Definition
An engine instrument that displays the pressure of fuel being delivered to the carburetor or fuel injection system, typically measured in pounds per square inch (psi). It is fitted to airplanes equipped with an engine-driven fuel pump, and its reading reflects whether fuel is reaching the engine at the pressure the manufacturer requires for normal operation.
Plain English
A cockpit gauge that shows how hard fuel is being pushed toward the engine. If the needle drops out of the normal range, fuel may not be getting to the engine properly.
Context Anchor
Seen on the instrument panel during normal engine checks and during emergency troubleshooting after a loss of engine power.
Derivation
Gauge comes from an old word meaning a standard measure. That helps here because the instrument is not the fuel source itself; it is the measuring device that shows whether fuel pressure is within the expected range.
Why Pilots Care
A low or zero reading helps diagnose whether an engine issue stems from fuel delivery failure instead of ignition or mechanical problems.
Intuition Check
Do not confuse the fuel pressure gauge with a fuel quantity gauge.

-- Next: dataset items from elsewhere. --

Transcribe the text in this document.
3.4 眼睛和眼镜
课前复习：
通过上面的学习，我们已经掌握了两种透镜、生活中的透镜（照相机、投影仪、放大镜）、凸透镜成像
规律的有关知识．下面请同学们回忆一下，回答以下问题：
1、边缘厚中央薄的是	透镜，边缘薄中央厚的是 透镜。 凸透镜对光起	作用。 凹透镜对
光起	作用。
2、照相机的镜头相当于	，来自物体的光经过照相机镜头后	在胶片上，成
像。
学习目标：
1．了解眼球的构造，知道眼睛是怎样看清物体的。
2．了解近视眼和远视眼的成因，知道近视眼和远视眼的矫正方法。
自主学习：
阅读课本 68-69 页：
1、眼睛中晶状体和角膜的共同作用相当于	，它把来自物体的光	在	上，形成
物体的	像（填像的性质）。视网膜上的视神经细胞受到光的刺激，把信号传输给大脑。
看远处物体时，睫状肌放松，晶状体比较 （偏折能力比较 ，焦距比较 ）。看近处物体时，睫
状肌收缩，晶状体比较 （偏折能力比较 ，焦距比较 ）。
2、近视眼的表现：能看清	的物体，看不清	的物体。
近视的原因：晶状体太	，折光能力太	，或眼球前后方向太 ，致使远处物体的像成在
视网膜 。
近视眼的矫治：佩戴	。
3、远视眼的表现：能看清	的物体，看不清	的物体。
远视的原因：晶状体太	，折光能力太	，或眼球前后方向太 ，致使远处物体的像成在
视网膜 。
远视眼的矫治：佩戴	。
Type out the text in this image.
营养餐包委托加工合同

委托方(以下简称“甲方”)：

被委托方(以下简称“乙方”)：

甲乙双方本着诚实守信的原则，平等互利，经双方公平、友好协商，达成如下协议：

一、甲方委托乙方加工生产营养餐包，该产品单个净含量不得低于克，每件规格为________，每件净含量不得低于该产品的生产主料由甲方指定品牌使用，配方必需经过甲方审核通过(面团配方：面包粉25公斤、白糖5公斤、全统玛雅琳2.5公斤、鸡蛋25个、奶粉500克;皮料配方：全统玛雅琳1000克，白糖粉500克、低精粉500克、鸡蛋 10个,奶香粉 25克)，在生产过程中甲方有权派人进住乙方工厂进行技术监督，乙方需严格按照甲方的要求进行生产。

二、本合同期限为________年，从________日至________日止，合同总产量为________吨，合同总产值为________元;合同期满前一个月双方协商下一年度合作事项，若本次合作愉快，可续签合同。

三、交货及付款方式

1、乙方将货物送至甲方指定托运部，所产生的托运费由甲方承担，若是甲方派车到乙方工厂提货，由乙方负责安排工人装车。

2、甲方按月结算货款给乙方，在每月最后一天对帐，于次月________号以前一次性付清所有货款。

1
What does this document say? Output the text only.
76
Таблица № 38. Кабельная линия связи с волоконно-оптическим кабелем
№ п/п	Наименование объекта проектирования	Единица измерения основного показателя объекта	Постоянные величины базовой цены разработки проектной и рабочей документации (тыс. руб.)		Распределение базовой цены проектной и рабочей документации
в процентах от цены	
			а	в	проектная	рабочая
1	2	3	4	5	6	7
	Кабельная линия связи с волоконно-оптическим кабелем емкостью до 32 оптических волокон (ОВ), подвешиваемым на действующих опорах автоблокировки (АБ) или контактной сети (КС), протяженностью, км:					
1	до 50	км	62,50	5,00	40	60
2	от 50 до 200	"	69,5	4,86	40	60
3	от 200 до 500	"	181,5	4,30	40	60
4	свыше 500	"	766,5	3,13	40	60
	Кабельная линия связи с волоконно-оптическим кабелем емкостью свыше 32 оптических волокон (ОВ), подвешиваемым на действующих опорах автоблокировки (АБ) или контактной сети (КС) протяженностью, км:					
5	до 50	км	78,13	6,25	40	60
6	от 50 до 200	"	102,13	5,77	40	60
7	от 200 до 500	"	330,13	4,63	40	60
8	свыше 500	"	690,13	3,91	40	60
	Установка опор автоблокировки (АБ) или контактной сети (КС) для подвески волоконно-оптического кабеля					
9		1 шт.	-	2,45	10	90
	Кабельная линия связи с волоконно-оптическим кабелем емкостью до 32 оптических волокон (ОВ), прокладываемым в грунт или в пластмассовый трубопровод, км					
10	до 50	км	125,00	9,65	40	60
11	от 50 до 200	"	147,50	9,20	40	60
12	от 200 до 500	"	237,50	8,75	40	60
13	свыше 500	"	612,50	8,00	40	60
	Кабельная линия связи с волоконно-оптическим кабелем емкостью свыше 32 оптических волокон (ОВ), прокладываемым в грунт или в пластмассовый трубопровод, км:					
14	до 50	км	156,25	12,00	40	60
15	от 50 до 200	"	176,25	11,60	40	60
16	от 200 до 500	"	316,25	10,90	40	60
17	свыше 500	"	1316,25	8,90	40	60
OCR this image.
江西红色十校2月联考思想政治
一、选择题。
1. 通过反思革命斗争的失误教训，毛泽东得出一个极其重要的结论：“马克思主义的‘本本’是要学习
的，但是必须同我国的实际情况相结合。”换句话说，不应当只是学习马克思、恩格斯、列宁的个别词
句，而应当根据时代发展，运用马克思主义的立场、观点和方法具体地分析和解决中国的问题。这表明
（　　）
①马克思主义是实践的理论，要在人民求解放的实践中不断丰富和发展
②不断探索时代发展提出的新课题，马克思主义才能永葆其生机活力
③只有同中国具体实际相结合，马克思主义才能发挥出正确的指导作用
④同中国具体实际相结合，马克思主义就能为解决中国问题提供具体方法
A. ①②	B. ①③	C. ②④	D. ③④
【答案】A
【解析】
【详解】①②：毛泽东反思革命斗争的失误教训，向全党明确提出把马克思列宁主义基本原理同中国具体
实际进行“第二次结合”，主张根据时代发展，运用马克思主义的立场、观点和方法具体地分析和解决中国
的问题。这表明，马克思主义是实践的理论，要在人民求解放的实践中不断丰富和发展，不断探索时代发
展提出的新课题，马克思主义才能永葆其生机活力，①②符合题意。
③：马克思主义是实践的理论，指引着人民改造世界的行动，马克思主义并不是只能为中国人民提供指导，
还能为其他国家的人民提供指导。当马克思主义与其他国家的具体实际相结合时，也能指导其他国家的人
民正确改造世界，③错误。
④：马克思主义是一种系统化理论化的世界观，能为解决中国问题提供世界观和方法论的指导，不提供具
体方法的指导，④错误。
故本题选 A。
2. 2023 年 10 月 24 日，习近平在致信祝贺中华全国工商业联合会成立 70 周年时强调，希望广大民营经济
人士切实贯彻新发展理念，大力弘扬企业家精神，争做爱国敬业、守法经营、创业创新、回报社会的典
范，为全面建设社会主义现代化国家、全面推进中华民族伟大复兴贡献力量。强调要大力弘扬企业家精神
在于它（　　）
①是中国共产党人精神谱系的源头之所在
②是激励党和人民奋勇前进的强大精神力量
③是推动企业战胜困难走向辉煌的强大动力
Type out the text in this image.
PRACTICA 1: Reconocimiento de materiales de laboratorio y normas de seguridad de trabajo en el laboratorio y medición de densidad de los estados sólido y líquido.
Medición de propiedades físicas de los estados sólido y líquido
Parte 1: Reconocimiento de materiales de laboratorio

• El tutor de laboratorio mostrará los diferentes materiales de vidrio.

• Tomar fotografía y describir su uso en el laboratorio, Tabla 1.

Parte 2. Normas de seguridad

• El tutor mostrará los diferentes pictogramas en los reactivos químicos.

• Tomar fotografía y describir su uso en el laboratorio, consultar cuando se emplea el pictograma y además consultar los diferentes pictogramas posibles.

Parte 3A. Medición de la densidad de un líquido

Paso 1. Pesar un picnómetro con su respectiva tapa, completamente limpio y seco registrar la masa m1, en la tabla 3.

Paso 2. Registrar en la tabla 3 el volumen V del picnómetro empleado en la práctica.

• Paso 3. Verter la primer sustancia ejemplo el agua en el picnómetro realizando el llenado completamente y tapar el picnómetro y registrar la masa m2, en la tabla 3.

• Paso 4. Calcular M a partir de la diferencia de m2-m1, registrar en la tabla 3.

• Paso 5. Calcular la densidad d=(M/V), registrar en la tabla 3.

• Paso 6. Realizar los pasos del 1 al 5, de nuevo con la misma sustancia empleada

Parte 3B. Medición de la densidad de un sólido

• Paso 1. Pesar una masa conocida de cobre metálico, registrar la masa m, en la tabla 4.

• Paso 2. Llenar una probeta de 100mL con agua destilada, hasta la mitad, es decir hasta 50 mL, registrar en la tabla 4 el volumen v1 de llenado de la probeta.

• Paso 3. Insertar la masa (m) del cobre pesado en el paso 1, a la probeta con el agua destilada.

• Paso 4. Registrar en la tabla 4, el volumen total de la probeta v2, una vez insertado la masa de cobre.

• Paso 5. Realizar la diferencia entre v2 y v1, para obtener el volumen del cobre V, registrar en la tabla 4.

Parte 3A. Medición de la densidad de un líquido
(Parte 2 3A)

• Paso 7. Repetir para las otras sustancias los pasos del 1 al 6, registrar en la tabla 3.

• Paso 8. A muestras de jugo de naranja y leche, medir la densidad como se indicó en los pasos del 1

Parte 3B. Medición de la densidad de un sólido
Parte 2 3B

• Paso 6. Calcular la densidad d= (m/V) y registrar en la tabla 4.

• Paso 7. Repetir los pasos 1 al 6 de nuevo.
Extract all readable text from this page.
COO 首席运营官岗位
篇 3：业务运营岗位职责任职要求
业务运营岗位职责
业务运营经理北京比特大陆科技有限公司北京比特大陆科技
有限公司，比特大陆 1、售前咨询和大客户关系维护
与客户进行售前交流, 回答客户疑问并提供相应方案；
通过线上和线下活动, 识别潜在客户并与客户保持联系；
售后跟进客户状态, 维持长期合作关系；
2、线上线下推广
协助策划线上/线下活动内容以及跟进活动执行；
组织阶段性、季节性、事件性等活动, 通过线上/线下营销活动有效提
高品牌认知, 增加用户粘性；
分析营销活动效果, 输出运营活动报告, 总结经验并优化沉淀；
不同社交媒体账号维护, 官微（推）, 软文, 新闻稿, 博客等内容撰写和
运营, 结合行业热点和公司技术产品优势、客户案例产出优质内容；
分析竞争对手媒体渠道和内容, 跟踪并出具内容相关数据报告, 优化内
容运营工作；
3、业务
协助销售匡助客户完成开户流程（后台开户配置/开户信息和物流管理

Fuel quantity tells how much fuel is in the tanks; fuel pressure tells whether fuel is being delivered to the engine with enough push.
Example Sentence 1
During the run-up, the pilot confirmed the fuel pressure gauge was reading in the green arc before advancing the throttle for takeoff.
Example Sentence 2
A sudden drop on the fuel pressure gauge led the pilot to activate the auxiliary fuel pump before continuing the descent.